The relationship has become more concrete with Britain’s National Grid, which manages the country’s energy supply, after the organization pledged funds to accelerate the development of Sees.ai’s technology. The first goal of the partnership is to prove that the system can be used to better maintain the network’s 21,900 steel pylons.
The network needs constant adjustments to remain reliable, and regular inspections are important. The National Grid has 99.99 percent reliability, something it aims to improve by detecting critical issues long before failures occur. In the wet climate of the UK there is a high risk of corrosion which is difficult to stop once it has started. Pylons must be replaced when the rust has compromised their structural integrity, so early detection saves costs in the long run.

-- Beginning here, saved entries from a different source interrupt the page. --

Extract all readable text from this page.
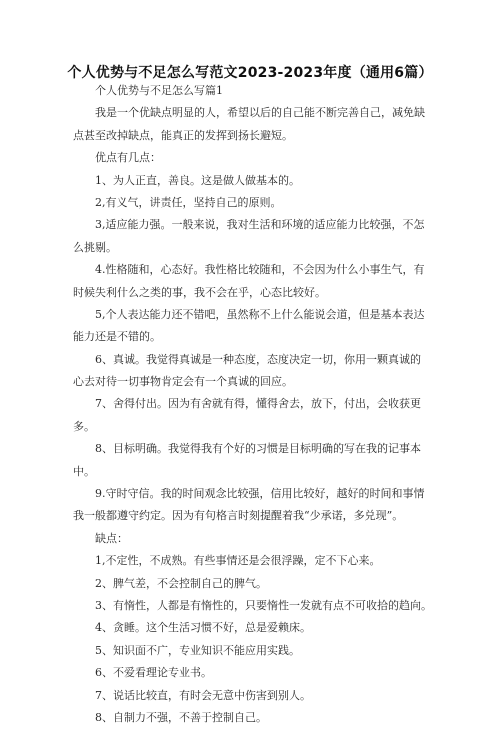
个人优势与不足怎么写范文2023-2023年度（通用6篇）
个人优势与不足怎么写篇1
我是一个优缺点明显的人，希望以后的自己能不断完善自己，减免缺
点甚至改掉缺点，能真正的发挥到扬长避短。
优点有几点：
1、为人正直，善良。这是做人做基本的。
2,有义气，讲责任，坚持自己的原则。
3,适应能力强。一般来说，我对生活和环境的适应能力比较强，不怎
么挑剔。
4.性格随和，心态好。我性格比较随和，不会因为什么小事生气，有
时候失利什么之类的事，我不会在乎，心态比较好。
5,个人表达能力还不错吧，虽然称不上什么能说会道，但是基本表达
能力还是不错的。
6、真诚。我觉得真诚是一种态度，态度决定一切，你用一颗真诚的
心去对待一切事物肯定会有一个真诚的回应。
7、舍得付出。因为有舍就有得，懂得舍去，放下，付出，会收获更
多。
8、目标明确。我觉得我有个好的习惯是目标明确的写在我的记事本
中。
9.守时守信。我的时间观念比较强，信用比较好，越好的时间和事情
我一般都遵守约定。因为有句格言时刻提醒着我“少承诺，多兑现”。
缺点：
1,不定性，不成熟。有些事情还是会很浮躁，定不下心来。
2、脾气差，不会控制自己的脾气。
3、有惰性，人都是有惰性的，只要惰性一发就有点不可收拾的趋向。
4、贪睡。这个生活习惯不好，总是爱赖床。
5、知识面不广，专业知识不能应用实践。
6、不爱看理论专业书。
7、说话比较直，有时会无意中伤害到别人。
8、自制力不强，不善于控制自己。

The National Grid spends around £16 million each year painting its pylons, and expects it to cost £35 million over the next five years to replace corroded steel. Considering the high cost of R&D, Sees.ai’s drone system is not necessarily cheaper than other inspection methods, but the National Grid expects it to allow for more frequent and timely data collection, which in turn will save costs by providing more targeted asset replacement. If the trials are successful, the National Grid expects to save more than £1 million for UK consumers by 2031.
But until cost-effective drones are widely deployed, the only option is to use helicopters. A helicopter can inspect 16 pylons every hour for £2,000 an hour, but flying a VLOS drone isn’t much better as it’s cumbersome and slow with the pilot below. On a good day, VLOS drone teams cannot inspect more than 10 pylons. “It’s the human element that’s causing the problems,” said Mark Simmons, National Grid’s condition monitoring manager.

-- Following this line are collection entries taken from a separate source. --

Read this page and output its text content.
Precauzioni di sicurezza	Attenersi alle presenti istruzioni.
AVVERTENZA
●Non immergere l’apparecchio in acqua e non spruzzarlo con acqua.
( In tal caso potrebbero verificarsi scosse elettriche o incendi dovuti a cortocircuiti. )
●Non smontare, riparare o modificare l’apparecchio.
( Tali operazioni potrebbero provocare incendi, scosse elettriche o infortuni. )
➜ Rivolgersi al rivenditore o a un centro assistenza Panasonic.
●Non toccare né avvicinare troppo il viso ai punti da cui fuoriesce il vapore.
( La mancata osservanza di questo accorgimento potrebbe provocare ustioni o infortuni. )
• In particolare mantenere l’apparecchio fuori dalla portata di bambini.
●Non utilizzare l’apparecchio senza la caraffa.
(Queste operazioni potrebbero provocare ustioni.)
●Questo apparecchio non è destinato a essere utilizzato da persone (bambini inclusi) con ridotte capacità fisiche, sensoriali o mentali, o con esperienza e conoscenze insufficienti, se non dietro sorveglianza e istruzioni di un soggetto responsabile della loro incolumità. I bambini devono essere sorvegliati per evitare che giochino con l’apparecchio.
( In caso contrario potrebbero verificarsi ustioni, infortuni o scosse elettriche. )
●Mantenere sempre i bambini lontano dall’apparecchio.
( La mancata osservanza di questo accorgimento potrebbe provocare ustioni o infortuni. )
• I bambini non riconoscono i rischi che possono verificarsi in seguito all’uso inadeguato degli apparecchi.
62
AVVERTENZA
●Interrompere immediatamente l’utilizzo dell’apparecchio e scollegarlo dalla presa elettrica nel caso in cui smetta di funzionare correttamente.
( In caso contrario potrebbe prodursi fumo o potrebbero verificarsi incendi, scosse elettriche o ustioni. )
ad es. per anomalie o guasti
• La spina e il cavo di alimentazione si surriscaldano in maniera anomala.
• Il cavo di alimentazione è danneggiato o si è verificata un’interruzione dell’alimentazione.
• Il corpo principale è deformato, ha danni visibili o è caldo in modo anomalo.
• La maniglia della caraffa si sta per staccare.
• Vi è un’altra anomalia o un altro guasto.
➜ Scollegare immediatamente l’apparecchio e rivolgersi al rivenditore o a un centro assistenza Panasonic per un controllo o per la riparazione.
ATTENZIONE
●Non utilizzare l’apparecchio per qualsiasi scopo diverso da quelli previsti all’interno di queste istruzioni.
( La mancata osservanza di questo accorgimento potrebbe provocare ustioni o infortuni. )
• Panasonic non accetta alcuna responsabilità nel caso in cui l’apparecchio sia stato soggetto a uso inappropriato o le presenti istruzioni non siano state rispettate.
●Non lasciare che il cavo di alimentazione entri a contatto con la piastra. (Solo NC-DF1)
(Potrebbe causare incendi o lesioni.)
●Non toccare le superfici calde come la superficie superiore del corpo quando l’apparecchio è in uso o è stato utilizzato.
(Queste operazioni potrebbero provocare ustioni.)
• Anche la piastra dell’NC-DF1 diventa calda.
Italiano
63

Sees.ai isn’t alone in tackling this problem, but the systems many other companies rely on use GPS and compass for positioning. The problem is that these technologies are vulnerable to interference, especially when they are near steel or strong electromagnetic fields, which occur around power lines. Relying on pre-existing data can also be precarious, as the world is constantly changing.
Also, according to David Benowitz, head of research at the research platform Drone Analyst, GPS technology isn’t always accurate, especially when used to measure altitudes or in rural areas with poor satellite coverage. Because there will always be that ‘bubble of doubt’, he says, there is a greater risk of collisions in crowded airspaces. With more vulnerability comes more risk.

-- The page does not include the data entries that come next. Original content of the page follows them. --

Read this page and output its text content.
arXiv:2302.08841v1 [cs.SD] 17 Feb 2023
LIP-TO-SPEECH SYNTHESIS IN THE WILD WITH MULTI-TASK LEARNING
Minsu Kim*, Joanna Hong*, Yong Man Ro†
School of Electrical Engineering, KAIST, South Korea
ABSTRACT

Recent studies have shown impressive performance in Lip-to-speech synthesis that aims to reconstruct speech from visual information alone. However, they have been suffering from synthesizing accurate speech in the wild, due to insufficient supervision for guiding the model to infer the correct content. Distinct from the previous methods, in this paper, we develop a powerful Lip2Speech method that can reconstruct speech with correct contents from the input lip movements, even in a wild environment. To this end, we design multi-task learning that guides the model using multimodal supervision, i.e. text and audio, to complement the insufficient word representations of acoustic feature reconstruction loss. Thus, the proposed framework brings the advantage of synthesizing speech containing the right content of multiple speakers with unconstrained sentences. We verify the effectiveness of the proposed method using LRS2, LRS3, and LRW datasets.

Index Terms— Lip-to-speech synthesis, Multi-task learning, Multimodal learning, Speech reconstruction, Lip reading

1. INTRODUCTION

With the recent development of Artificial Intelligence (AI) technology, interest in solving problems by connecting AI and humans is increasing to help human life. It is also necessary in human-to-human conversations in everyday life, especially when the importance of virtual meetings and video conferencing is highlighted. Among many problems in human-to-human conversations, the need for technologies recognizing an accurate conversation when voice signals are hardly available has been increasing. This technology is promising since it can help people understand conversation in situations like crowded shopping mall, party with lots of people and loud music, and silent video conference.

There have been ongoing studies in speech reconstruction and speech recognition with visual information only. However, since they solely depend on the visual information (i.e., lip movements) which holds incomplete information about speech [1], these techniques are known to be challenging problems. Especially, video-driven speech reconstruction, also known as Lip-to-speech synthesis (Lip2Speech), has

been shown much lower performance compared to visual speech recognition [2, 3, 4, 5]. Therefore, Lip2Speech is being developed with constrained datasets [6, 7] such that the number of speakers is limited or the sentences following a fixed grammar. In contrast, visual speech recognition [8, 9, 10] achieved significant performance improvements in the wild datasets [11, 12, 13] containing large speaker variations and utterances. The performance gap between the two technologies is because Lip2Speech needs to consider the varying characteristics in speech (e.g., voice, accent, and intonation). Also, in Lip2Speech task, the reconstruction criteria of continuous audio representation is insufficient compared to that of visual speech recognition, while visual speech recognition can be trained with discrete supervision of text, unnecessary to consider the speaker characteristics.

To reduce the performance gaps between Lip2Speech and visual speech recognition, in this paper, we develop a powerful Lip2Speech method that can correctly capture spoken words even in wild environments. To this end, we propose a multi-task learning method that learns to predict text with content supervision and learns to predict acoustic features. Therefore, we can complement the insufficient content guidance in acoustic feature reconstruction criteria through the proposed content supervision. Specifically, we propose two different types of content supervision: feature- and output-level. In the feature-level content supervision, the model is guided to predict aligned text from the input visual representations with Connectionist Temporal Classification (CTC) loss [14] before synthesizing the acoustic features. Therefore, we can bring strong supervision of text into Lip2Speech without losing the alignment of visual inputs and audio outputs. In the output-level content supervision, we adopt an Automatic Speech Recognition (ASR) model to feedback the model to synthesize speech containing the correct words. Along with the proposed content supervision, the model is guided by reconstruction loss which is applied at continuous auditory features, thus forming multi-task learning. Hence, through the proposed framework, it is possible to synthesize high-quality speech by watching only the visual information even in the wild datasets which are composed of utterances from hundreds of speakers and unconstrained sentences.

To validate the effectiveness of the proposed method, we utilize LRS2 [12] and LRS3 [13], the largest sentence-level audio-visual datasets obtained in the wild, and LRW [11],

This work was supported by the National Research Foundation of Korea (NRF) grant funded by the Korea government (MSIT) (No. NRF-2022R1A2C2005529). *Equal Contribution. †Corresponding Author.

So the only way to roll out these technologies is to mitigate the risk in other ways, such as flying simpler flights further away from potential collisions. But with each constraint imposed, “the applicability and scalability of the solution diminishes,” Benowitz says. If we want to replace manned helicopters, we need to develop a solution that “doesn’t have these limitations” that allows us to safely perform overviews and detailed inspections of assets across most of the network, not just remote parts.
For this to happen, there must be more reliable and robust technologies: every operating system must have multiple layers of security. “To fly close enough to the masts to get the best data, we need more intelligence than GPS,” says Hjamlmarsson. But there also needs to be a change between regulatory bodies like the FAA and the CAA to create the space for these more advanced systems to develop and properly test so that they can one day be proven to be safe. “It’s the chicken-or-egg scenario,” Benowitz says. “These systems are not state-of-the-art, so rolling them out at scale and at cost is no problem, but the regulations must be up-to-date.”